Targeting toll lanes to catch cheats

As many as nine of 100 cars using dedicated toll and carpool lanes are violating the rules, risking fines of more than $100, according to highway surveillance by the Minnesota Department of Transportation (MnDOT). In just four weeks this spring, 664 drivers were pulled over on suspicion of illegal driving in the restricted lanes on 35W and Interstate 394.  

Despite the violations, MnDOT officials say the toll lanes are working as hoped: reducing congestion and smoothing out rush-hour flows.  
MnPASS doesn’t come close to paying for itself because building the dedicated lanes and installing equipment to track vehicles cost tens of millions of dollars. In 2010, revenues from tolls and leases of the electronic gear brought in slightly more than the nearly $2 million cost of operating MnPASS.  
But MnDOT says the pay lanes were never intended to make a profit — only manage traffic more efficiently so the state could reduce the need to spend even more money building highways.  

By that criteria, we need evidence that the HOT lanes have a higher vehicle throughput than general purpose lanes. I doubt this is the case (person throughput, sure with Buses; economic efficiency, sure its uses have a higher value of time; but not traffic). Whether any of that justifies the high capital costs is unclear. My colleague Jason Cao and others have done some estimates (see the powerpoint) which seems to show safety benefits (though this looks a really weak set of evidence since it does not account for secular trends in improving safety, has a very small sample of fatal crashes (which is good in that few people died, but bad for drawing conclusions) and is barely significant at the 10% confidence level).
In their analysis, excluding safety benefits, Benefits are less than Costs. The problem here is the use of the same value of time for MnPass and non-MnPass users. This is how agencies do Benefit Cost analyses, otherwise they would invest more to serve people with a high value of time (which is what a business would do), but since aside from MnPass High VoT people don’t pay more, this is inequitable. Clearly MnPass users have a higher value of time, otherwise they would not pay.
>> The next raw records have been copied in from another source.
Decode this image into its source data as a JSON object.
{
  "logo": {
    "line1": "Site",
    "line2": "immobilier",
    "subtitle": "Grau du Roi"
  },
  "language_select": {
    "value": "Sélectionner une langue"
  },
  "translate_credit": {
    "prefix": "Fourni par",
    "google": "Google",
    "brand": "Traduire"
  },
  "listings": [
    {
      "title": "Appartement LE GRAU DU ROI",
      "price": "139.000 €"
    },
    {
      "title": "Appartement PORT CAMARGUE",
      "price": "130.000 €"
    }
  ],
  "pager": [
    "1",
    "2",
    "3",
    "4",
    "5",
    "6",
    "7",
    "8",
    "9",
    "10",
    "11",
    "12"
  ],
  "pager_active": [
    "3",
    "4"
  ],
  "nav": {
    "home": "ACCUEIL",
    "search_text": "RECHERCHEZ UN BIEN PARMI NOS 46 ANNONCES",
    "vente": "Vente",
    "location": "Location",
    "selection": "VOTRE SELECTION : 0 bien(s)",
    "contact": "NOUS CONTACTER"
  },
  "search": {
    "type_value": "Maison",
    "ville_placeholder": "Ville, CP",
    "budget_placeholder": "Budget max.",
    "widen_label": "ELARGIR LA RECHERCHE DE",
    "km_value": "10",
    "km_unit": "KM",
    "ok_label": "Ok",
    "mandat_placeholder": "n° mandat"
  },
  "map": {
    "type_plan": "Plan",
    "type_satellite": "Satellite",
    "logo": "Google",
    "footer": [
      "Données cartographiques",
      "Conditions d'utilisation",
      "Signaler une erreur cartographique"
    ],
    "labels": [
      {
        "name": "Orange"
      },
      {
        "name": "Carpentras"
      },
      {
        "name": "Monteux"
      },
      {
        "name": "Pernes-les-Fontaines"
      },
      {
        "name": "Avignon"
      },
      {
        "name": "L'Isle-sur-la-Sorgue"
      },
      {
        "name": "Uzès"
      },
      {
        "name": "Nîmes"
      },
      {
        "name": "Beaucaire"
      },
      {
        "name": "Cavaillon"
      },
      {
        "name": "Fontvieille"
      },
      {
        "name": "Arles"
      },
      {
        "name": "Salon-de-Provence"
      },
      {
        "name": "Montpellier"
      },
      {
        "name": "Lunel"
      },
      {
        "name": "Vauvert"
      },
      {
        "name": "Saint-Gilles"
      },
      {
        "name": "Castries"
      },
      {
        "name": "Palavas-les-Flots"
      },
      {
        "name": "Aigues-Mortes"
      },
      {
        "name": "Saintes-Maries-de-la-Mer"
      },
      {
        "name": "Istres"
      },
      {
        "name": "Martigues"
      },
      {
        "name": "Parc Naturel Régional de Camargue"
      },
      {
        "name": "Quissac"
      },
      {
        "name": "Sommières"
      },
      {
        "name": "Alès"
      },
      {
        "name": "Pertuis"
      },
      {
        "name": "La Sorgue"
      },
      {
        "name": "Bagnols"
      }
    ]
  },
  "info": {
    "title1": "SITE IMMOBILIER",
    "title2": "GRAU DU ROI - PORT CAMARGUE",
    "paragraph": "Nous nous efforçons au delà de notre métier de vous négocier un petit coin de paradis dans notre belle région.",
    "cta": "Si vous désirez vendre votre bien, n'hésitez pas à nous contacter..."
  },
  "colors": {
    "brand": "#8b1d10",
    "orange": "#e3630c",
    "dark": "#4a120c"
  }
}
That same VoT assumption makes no sense in this case.

The agency says Minnesota will have only a fraction of the perhaps $40 billion needed for Twin Cities road projects over the next 20 years.  
“It’s not a strategy for making revenues, it’s a strategy for adjusting tolls to maintain performance,” said Nick Thompson, director of policy and strategic initiatives at MnDOT.  
The state expects to add two miles of toll lanes next year to 35W in Burnsville and plans more MnPASS lanes on Interstate 35E and elsewhere in the Twin Cities. Drivers who want to travel in the restricted lanes without carpooling install electronic gear on their windshields to track tolls. Electronic highway signs post higher or lower tolls to discourage or encourage use of the restricted lanes depending on traffic flow.  
Tolls typically range from $1 to $4 during rush hours but can climb as high as $8, prompting some drivers to try to beat the system.  

But when electronic tolls arrived in 2005 on Interstate 394, it introduced a trickier dimension for law enforcement. MnDOT pays the State Patrol $450,000 a year to use high-tech sleuthing to detect possible violators. Their equipment detects whether a car in a lane has a toll transponder, and whether the account holder has paid recently. As many as 9 percent of drivers are violating the rules on 35W, and as many as 5 percent are violating on 394, MnDOT says.  
Troopers cited 223 motorists for driving without the MnPASS account needed for those who aren’t carpooling, and gave warnings to 49.  
And 21 drivers who held MnPASS accounts were cited for misusing them to avoid paying tolls.  

So if I do my math correctly, the $450,000/(223+49+21)cost per citation is $1535? That seems really high, and not cost effective. Maybe there is some missing information here.

One thought on “Targeting toll lanes to catch cheats

  1. Perhaps they’re fudging the numbers a bit? Either that or someones not carried the 2 somewhere and heads will probably role for that.